A tal proposito si rimanda all' articolo "il Counselling Vestibolare"
La rieducazione vestibolare
La rieducazione vestibolare è indicata in pazienti con stato vertiginoso cronico da decompensazione, da compenso assente o parziale di labirintopatie periferiche, mono o bilaterali, in esiti stabilizzati di patologie centrali
Lo scopo degli esercizi e’ quello di realizzare un meccanismo di “tolleranza o adattamento” delle strutture del sistema nervoso centrale che compensi eventuali asimmetrie labirintiche o condizioni di danno delle strutture vestibolari. La rieducazione vestibolare utilizza protocolli di esercizi che stimolano questo meccanismo di adattamento, e tanto più diligentemente e regolarmente questi sono eseguiti, tanto più rapidamente migliora la sintomatologia.

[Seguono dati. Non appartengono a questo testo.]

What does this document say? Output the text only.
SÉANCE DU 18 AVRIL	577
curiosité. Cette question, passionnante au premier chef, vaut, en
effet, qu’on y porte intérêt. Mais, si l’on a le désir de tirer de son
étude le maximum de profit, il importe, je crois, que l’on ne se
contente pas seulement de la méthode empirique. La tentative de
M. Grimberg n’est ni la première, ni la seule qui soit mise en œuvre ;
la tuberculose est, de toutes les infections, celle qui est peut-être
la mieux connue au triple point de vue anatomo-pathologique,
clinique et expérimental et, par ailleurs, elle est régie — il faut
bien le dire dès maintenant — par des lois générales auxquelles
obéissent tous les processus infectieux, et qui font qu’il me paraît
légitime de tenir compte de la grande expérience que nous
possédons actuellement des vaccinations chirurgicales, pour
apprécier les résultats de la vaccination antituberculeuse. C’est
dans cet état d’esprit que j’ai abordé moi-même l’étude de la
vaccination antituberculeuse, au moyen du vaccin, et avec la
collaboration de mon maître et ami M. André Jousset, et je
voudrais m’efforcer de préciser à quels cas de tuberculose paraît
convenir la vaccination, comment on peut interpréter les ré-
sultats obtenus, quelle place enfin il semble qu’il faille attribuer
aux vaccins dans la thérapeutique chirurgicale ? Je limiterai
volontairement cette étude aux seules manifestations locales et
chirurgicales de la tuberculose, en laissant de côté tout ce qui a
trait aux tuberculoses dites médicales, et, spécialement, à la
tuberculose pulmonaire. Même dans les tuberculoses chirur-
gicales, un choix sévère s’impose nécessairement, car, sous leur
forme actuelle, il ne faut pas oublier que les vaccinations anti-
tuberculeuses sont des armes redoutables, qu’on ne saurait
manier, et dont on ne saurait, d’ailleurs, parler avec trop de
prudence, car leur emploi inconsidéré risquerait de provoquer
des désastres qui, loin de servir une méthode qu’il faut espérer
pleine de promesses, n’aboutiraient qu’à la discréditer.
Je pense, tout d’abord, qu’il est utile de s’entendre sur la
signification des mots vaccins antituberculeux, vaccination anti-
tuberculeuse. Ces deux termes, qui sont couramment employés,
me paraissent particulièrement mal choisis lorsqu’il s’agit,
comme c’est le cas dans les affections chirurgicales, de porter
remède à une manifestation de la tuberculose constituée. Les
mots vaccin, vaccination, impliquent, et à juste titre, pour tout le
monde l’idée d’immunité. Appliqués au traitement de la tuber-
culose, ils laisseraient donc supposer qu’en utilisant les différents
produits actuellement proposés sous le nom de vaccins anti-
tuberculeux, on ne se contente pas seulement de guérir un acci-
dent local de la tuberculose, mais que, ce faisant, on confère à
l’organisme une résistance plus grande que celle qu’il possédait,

Grazie alla rieducazione vestibolare si favorisce il fisiologico compenso centrale che si manifesterà con un miglioramento della sintomatologia vertiginosa e con un più rapido recupero funzionale.
Il protocollo di rieducazione vestibolare viene definito al termine dell’iter diagnostico congiuntamente dal medico e dal riabilitatore in base alle condizioni cliniche appurate, per tanto ogni scelta terapeutica è creata per favorire le condizioni fisiologiche di adattamento di ogni singolo paziente.
Il Follow up
Il monitoraggio nel tempo dei risultati della terapia consente di riprogrammare, se necessario, i protocolli terapeutici e di mantenere il risultato ottenuto, seguendo cosi l’evolversi delle condizioni cliniche ed il ritorno su un piano di stazionario equilibrio.